2. **Denial of Service (DoS):** The attacker can set the hook to an address that always reverts, poisoning the address and causing all subsequent transactions involving token movement to that address to fail.
## Exploitation
- Status: PoC available (Described as a known technique enabled by the standard's design).
- Complexity: Medium (Requires ability to set a hook on an address involved in the transfer, which might require specific control or a successful initial state manipulation).
- Attack Vector: Network (Requires sending or receiving the ERC777 token to trigger the state change).
## Impact
- Confidentiality: Potential leakage if reentrancy allows unauthorized state readout, though primarily an integrity/availability issue.
- Integrity: High. An attacker can modify the state based on reentrancy or force transactions to fail if the hook reverts.

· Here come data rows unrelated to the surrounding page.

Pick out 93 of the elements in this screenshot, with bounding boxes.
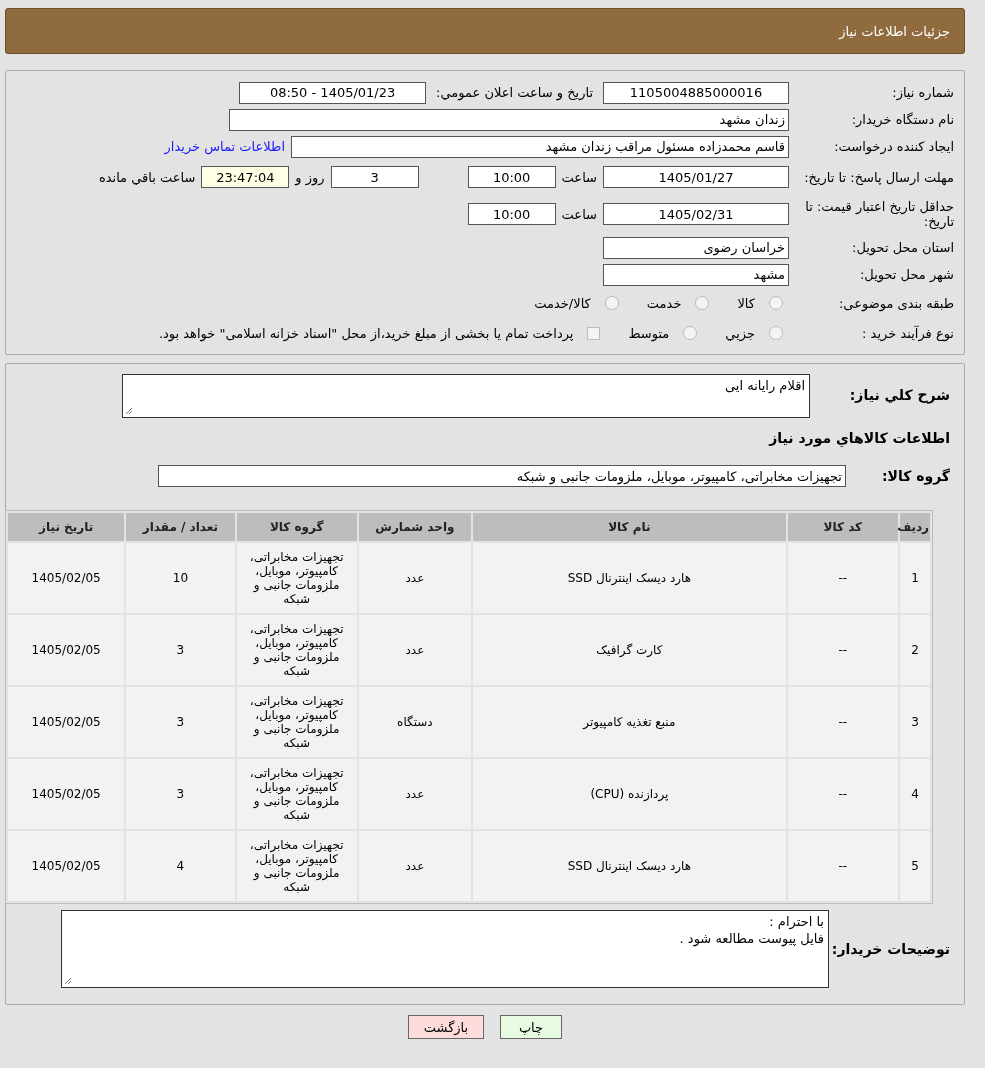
table-cell: دستگاه	[358, 687, 472, 757]
table-cell: 4	[126, 831, 235, 901]
days-label: روز و	[295, 169, 325, 185]
table-cell: 10	[126, 543, 235, 613]
remaining-time-field: 23:47:04	[201, 166, 290, 188]
table-cell: منبع تغذیه کامپیوتر	[473, 687, 786, 757]
table-cell: 1405/02/05	[8, 687, 125, 757]
remaining-label: ساعت باقي مانده	[98, 169, 196, 185]
back-button[interactable]: بازگشت	[408, 1015, 484, 1039]
table-cell: هارد دیسک اینترنال SSD	[473, 543, 786, 613]
checkbox[interactable]	[587, 326, 601, 340]
creator-field: قاسم محمدزاده مسئول مراقب زندان مشهد	[291, 135, 789, 158]
field-label: مهلت ارسال پاسخ: تا تاریخ:	[803, 169, 954, 185]
field-label: تاریخ و ساعت اعلان عمومي:	[436, 85, 593, 100]
radio-button[interactable]	[695, 296, 710, 310]
radio-button[interactable]	[604, 296, 619, 310]
field-label: شرح کلي نیاز:	[848, 388, 950, 403]
table-cell: 1	[899, 543, 930, 613]
table-cell: 3	[126, 759, 235, 829]
table-cell: عدد	[358, 543, 472, 613]
table-cell: تجهیزات مخابراتی، کامپیوتر، موبایل، ملزومات جانبی و شبکه	[236, 687, 357, 757]
field-label: گروه کالا:	[880, 468, 950, 484]
table-cell: تجهیزات مخابراتی، کامپیوتر، موبایل، ملزومات جانبی و شبکه	[236, 831, 357, 901]
deadline-date-field: 1405/01/27	[603, 166, 789, 188]
table-cell: 1405/02/05	[8, 615, 125, 685]
column-header: کد کالا	[787, 513, 898, 541]
table-cell: عدد	[358, 831, 472, 901]
table-cell: 3	[126, 687, 235, 757]
field-label: شهر محل تحویل:	[858, 267, 954, 282]
field-label: توضیحات خریدار:	[830, 942, 950, 957]
section-title: اطلاعات کالاهاي مورد نیاز	[769, 430, 950, 446]
table-cell: 5	[899, 831, 930, 901]
column-header: واحد شمارش	[358, 513, 472, 541]
description-textarea[interactable]: اقلام رایانه ایی	[122, 374, 810, 418]
table-cell: 4	[899, 759, 930, 829]
deadline-time-field: 10:00	[467, 166, 556, 188]
table-cell: هارد دیسک اینترنال SSD	[473, 831, 786, 901]
goods-group-field: تجهیزات مخابراتی، کامپیوتر، موبایل، ملزومات جانبی و شبکه	[158, 465, 846, 487]
table-cell: 1405/02/05	[8, 759, 125, 829]
table-cell: عدد	[358, 615, 472, 685]
radio-label: جزيي	[725, 325, 755, 341]
column-header: تاریخ نیاز	[8, 513, 125, 541]
field-label: طبقه بندی موضوعی:	[837, 295, 954, 311]
table-cell: پردازنده (CPU)	[473, 759, 786, 829]
validity-time-field: 10:00	[467, 203, 556, 225]
radio-button[interactable]	[683, 326, 698, 340]
radio-label: کالا/خدمت	[534, 295, 591, 311]
announce-date-field: 1405/01/23 - 08:50	[239, 81, 427, 104]
table-cell: تجهیزات مخابراتی، کامپیوتر، موبایل، ملزومات جانبی و شبکه	[236, 615, 357, 685]
table-cell: 1405/02/05	[8, 543, 125, 613]
table-cell: --	[787, 543, 898, 613]
time-label: ساعت	[561, 169, 597, 185]
checkbox-label: پرداخت تمام یا بخشی از مبلغ خرید،از محل "اسناد خزانه اسلامی" خواهد بود.	[158, 325, 574, 341]
field-label: شماره نیاز:	[891, 85, 954, 100]
province-field: خراسان رضوی	[603, 236, 789, 259]
column-header: ردیف	[899, 513, 930, 541]
resize-grip-icon[interactable]	[125, 407, 133, 415]
field-label: نوع فرآیند خرید :	[861, 325, 954, 341]
field-label: حداقل تاریخ اعتبار قیمت: تا تاریخ:	[804, 199, 954, 229]
table-cell: 3	[126, 615, 235, 685]
table-cell: 1405/02/05	[8, 831, 125, 901]
city-field: مشهد	[603, 263, 789, 286]
validity-date-field: 1405/02/31	[603, 203, 789, 225]
days-field: 3	[330, 166, 419, 188]
field-label: استان محل تحویل:	[851, 240, 954, 255]
column-header: نام کالا	[473, 513, 786, 541]
page-title: جزئیات اطلاعات نیاز	[839, 23, 950, 39]
table-cell: --	[787, 759, 898, 829]
print-button[interactable]: چاپ	[500, 1015, 562, 1039]
buyer-name-field: زندان مشهد	[229, 108, 789, 131]
need-number-field: 1105004885000016	[603, 81, 789, 104]
table-cell: 3	[899, 687, 930, 757]
table-cell: --	[787, 831, 898, 901]
field-label: ایجاد کننده درخواست:	[833, 139, 954, 154]
table-cell: --	[787, 615, 898, 685]
radio-button[interactable]	[769, 296, 783, 310]
table-cell: --	[787, 687, 898, 757]
time-label: ساعت	[561, 206, 597, 222]
column-header: گروه کالا	[236, 513, 357, 541]
table-cell: تجهیزات مخابراتی، کامپیوتر، موبایل، ملزومات جانبی و شبکه	[236, 543, 357, 613]
field-label: نام دستگاه خریدار:	[850, 112, 954, 127]
radio-label: خدمت	[646, 295, 682, 311]
resize-grip-icon[interactable]	[64, 977, 72, 985]
table-cell: 2	[899, 615, 930, 685]
table-cell: کارت گرافیک	[473, 615, 786, 685]
notes-textarea[interactable]: با احترام : فایل پیوست مطالعه شود .	[61, 910, 829, 988]
table-cell: تجهیزات مخابراتی، کامپیوتر، موبایل، ملزومات جانبی و شبکه	[236, 759, 357, 829]
radio-label: متوسط	[628, 325, 670, 341]
column-header: تعداد / مقدار	[126, 513, 235, 541]
radio-label: کالا	[737, 295, 755, 311]
radio-button[interactable]	[769, 326, 783, 340]
buyer-contact-link[interactable]: اطلاعات تماس خریدار	[164, 139, 285, 154]
table-cell: عدد	[358, 759, 472, 829]
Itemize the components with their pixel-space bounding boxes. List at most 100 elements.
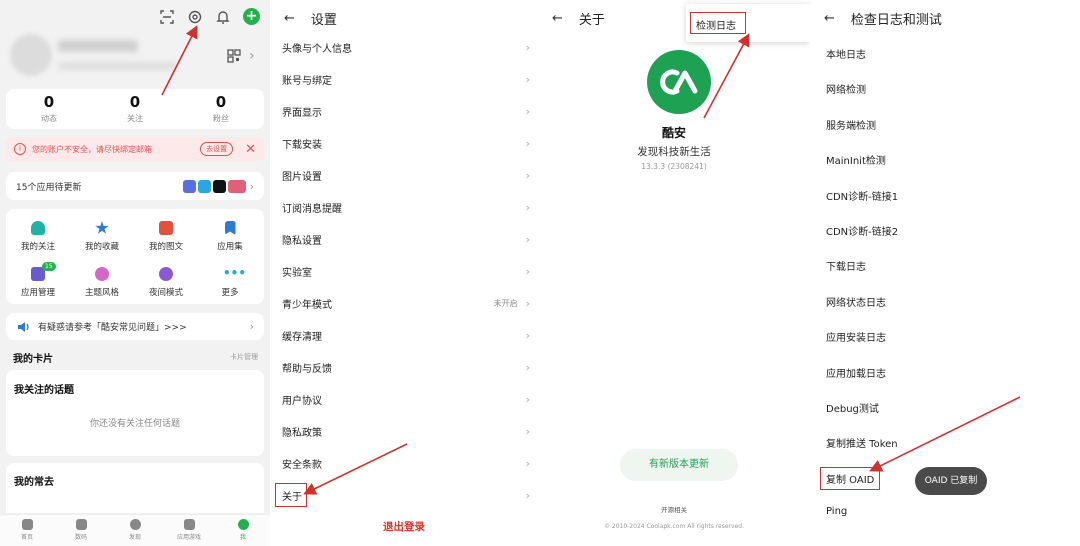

- Availability: High. An attacker can permanently revert all subsequent transfers involving the compromised address by setting a reverting hook.
## Remediation
### Patches
Since this affects the *usage* pattern rather than a flaw in the ERC777 implementation itself, provided patches are context-specific:
- **Recommended Solution:** Projects allowing arbitrary calls must restrict utilizing the **ERC1820 Registry** address as a potential target for those arbitrary calls. This prevents an attacker from dynamically setting an interface implementer (hook) that the contract will later call.
### Workarounds
- Audit any code path that performs arbitrary calls against tokens that support transfer hooks (like ERC777).
- Do not trust computed state (like optimal swap paths) if an intermediate step involves an ERC777 transfer and subsequent hook execution, as this state can be modified mid-transaction.
## Detection
- Indicators of Compromise: Transactions involving ERC777 transfers followed immediately by unexpected state changes or transaction failures originating from the transfer address.
- Detection Methods and Tools: Security audits focused on interaction logic between smart contracts and ERC777/ERC1820 hooks. Monitoring for contract calls originating from token transfer routines that resolve back to external, non-trusted addresses via ERC1820 lookups.
## References
- Vendor Advisories: None explicitly named, this analysis is based on a security research article published by MixBytes.